Utwór inicjuje soczyste brzmienie gitar, głos Rylee osiąga cudownie wysokie rejestry, wpleciony w chóralne harmonie - lekko, beztrosko, w aureoli światła. Można go słuchać i słuchać.
Lecz to nie koniec rozkoszy dla zmysłów. „Your Flaws” przynosi milion zadziwiających nut, z których układanka unosi pod niebo. Przepiękny duet małżeński państwa McDonald olśniewa swoim blaskiem. W tym utworze czuje się niebywałą chemię pomiędzy Rylee i Kristen. Tych dwoje tworzy zmysłową harmonię, eksplodują sensualnym blaskiem i miłością ukrytą pomiędzy słowami. Ludzie miewają wady, lecz prawdziwe uczucie to akceptacja i wybaczenie:
„Better to walk with you than face the unknown. Better in fire than cold as stone. Best we should reap what we have sown. Better in fire than cold as stone. Better to be chained than die alone...”.
Na basie zagrał tu gościnnie Dave Meros (Spock’s Beard, Pattern Seeking Animals).
W kolejnej kompozycji - „Truth”, wystąpiła raz jeszcze Kristen McDonald w duecie ze swoim mężem. Linia wokalna wspiera się na wyrazistym, gitarowym akompaniamencie i sekcji rytmicznej.
„Calling It Off” jest przesiąknięte klimatami Porcupine Tree. Charyzmatyczny wokal McDonalda jest myślą przewodnią, esencją finezyjnej aury i klamrą spinającą instrumentalne szaleństwo. A jest tu czego i kogo posłuchać. Obok znakomitych muzyków Advent Horizon, wystąpił tu sam mistrz instrumentów klawiszowych w osobie Jordana Rudessa (Dream Theater).
„Control” jest chwilą refleksji, spokojem naszpikowanym tysiącem pytań, zwątpieniem i niepokojem. Mentalną ucieczką przed swoimi lękami, które czyhają niczym złodziej w ciemnej ulicy, a usiłują nas dopaść w chwili, gdy się tego nie spodziewamy. Rylee jest tu mistrzem „wokalnej dramaturgii”, stopniowania emocji i muzycznych dygresji.
„Who’ll protect me when I have come undone? Who’ll direct me? Now it’s time for us to move on...”.
Bardzo efektowny jest koniec utworu z niesamowitą partią saksofonu (Hayen Payne).

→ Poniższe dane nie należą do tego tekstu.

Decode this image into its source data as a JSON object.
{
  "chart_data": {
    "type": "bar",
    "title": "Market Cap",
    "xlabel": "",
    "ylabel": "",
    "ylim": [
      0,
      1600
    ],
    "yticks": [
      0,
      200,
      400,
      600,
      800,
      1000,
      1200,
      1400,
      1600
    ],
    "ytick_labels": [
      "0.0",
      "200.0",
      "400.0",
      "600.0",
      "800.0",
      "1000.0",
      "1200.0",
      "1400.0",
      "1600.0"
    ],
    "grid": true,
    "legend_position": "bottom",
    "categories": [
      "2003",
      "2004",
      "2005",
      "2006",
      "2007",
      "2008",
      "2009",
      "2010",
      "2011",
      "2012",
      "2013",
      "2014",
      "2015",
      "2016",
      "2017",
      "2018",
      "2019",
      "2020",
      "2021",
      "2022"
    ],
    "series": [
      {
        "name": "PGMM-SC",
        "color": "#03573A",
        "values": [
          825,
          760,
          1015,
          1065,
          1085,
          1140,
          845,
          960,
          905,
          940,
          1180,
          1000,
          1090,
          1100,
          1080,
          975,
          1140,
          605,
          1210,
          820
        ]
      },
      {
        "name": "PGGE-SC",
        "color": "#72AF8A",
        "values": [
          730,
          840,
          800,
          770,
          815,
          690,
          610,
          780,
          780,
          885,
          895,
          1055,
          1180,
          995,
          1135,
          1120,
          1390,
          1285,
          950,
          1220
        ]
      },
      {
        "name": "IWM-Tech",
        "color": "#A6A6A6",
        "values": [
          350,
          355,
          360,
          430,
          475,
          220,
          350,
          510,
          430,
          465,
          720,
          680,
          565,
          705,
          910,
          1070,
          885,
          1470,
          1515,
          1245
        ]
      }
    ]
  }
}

„Maybe” to wspaniała, krótka ballada, która nastraja przed epickim utworem tytułowym - „Cell To Call Home”. Chyba nie można bardziej uchylić wrót do krainy prywatności i przewartościować swojego świata, żeby odważyć się na zdjęcie maski z twarzy i ukazanie swojego oblicza. Zakręcone riffy, miękki wokal, refren pełen nadziei - prowadzą słuchacza przez tunel pełen strzępków wspomnień i starych fotografii.
„Helping my angel find peace at last. Gives me a reason to stay and miss her dearly now, but I’m not alone and I’ll pick up the pieces someday...”.
Na zakończenie znajdujemy utwór, który jest odpowiedzią na wszystkie pytania. „Hold Me” to hymn miłości. Cudowny port, do którego tak dobrze powracać. To akustyczna ballada o największych wartościach, jakie możemy odnaleźć w czasie naszej wędrówki po korytarzach życia. Nikt nie chce być dryfującym żaglowcem ze złamanym masztem. Jeżeli kiedyś ujrzycie na morzu ciepłe światło latarni… Może to znak, że trzeba się zatrzymać? Może w tym miejscu oczekuje nas rodzina, przyjaciele czy ktoś, kto potrafi pokochać nas takich jacy jesteśmy...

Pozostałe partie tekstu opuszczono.